Qu’avez-vous mis en place pour accompagner au mieux vos sœurs ?
Prioriser le spirituel et déléguer le matériel
La qualité de la vie spirituelle de mes sœurs est ma mission principale et aussi ma principale préoccupation. Il me paraît essentiel de veiller à ce qu'elles restent unies au Seigneur et qu'elles aient bien tout ce dont elles ont besoin pour y parvenir. J'ai priorisé en termes de disponibilité la vie spirituelle et l'accompagnement de mes sœurs. Pour cela, j'ai délégué au maximum, auprès de plusieurs sœurs, différentes parties administratives tout en restant présente pour elles. Nous nous sommes également entourées d'une équipe d'experts sur le plan comptable, fiscal, des normes, d'aide à la maîtrise d'ouvrage ... Pour nous permettre de vivre sereinement notre vie monastique.
Repenser le modèle économique
Il y a maintenant plusieurs années, on a vraiment pris le temps en communauté de réétudier tout notre équilibre économique pour que l'activité économique soit en cohérence profonde avec notre vie monastique tout en dégageant les bénéfices dont nous avons besoin pour vivre. Nous nous devons d'affronter cette partie temporelle avec sérieux et compétence.
L'importance de se former à la question des relations et du gouvernement me paraît indispensable. Certes on a une grâce d'état et c'est très important mais la grâce vient sur la nature et il nous faut former la nature.
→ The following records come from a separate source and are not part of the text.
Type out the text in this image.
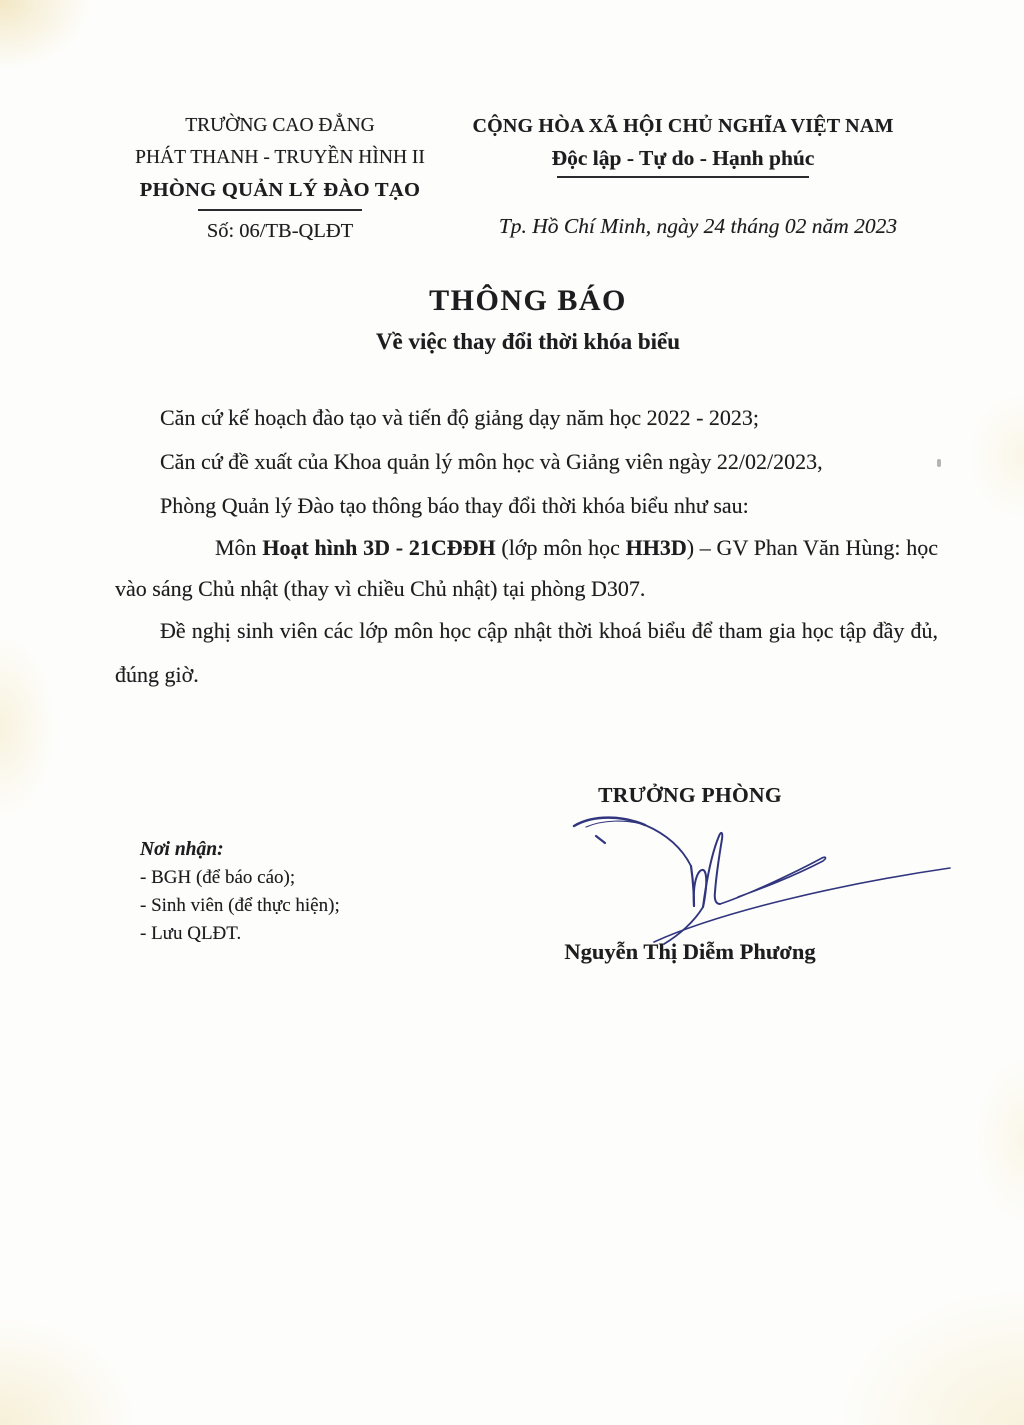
TRƯỜNG CAO ĐẲNG
PHÁT THANH - TRUYỀN HÌNH II
PHÒNG QUẢN LÝ ĐÀO TẠO
Số: 06/TB-QLĐT
CỘNG HÒA XÃ HỘI CHỦ NGHĨA VIỆT NAM
Độc lập - Tự do - Hạnh phúc
Tp. Hồ Chí Minh, ngày 24 tháng 02 năm 2023
THÔNG BÁO
Về việc thay đổi thời khóa biểu

Căn cứ kế hoạch đào tạo và tiến độ giảng dạy năm học 2022 - 2023;

Căn cứ đề xuất của Khoa quản lý môn học và Giảng viên ngày 22/02/2023,

Phòng Quản lý Đào tạo thông báo thay đổi thời khóa biểu như sau:

Môn Hoạt hình 3D - 21CĐĐH (lớp môn học HH3D) – GV Phan Văn Hùng: học vào sáng Chủ nhật (thay vì chiều Chủ nhật) tại phòng D307.

Đề nghị sinh viên các lớp môn học cập nhật thời khoá biểu để tham gia học tập đầy đủ, đúng giờ.

TRƯỞNG PHÒNG
Nguyễn Thị Diễm Phương
Nơi nhận:
- BGH (để báo cáo);
- Sinh viên (để thực hiện);
- Lưu QLĐT.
On a besoin d'apprendre à être dans des relations justes les uns avec les autres.
Miser sur la formation
Pour l'accompagnement de mes sœurs, je ne reste pas seule non plus. Je fais appel à des soutiens extérieurs, par exemple des sessions de formation à l'accompagnement spirituel, des cours organisés par l'ordre cistercien, et à de la formation. Dans deux ans, nous aurons 5 sœurs qui auront terminé les deux années de formation de l'Institut Talenthéo.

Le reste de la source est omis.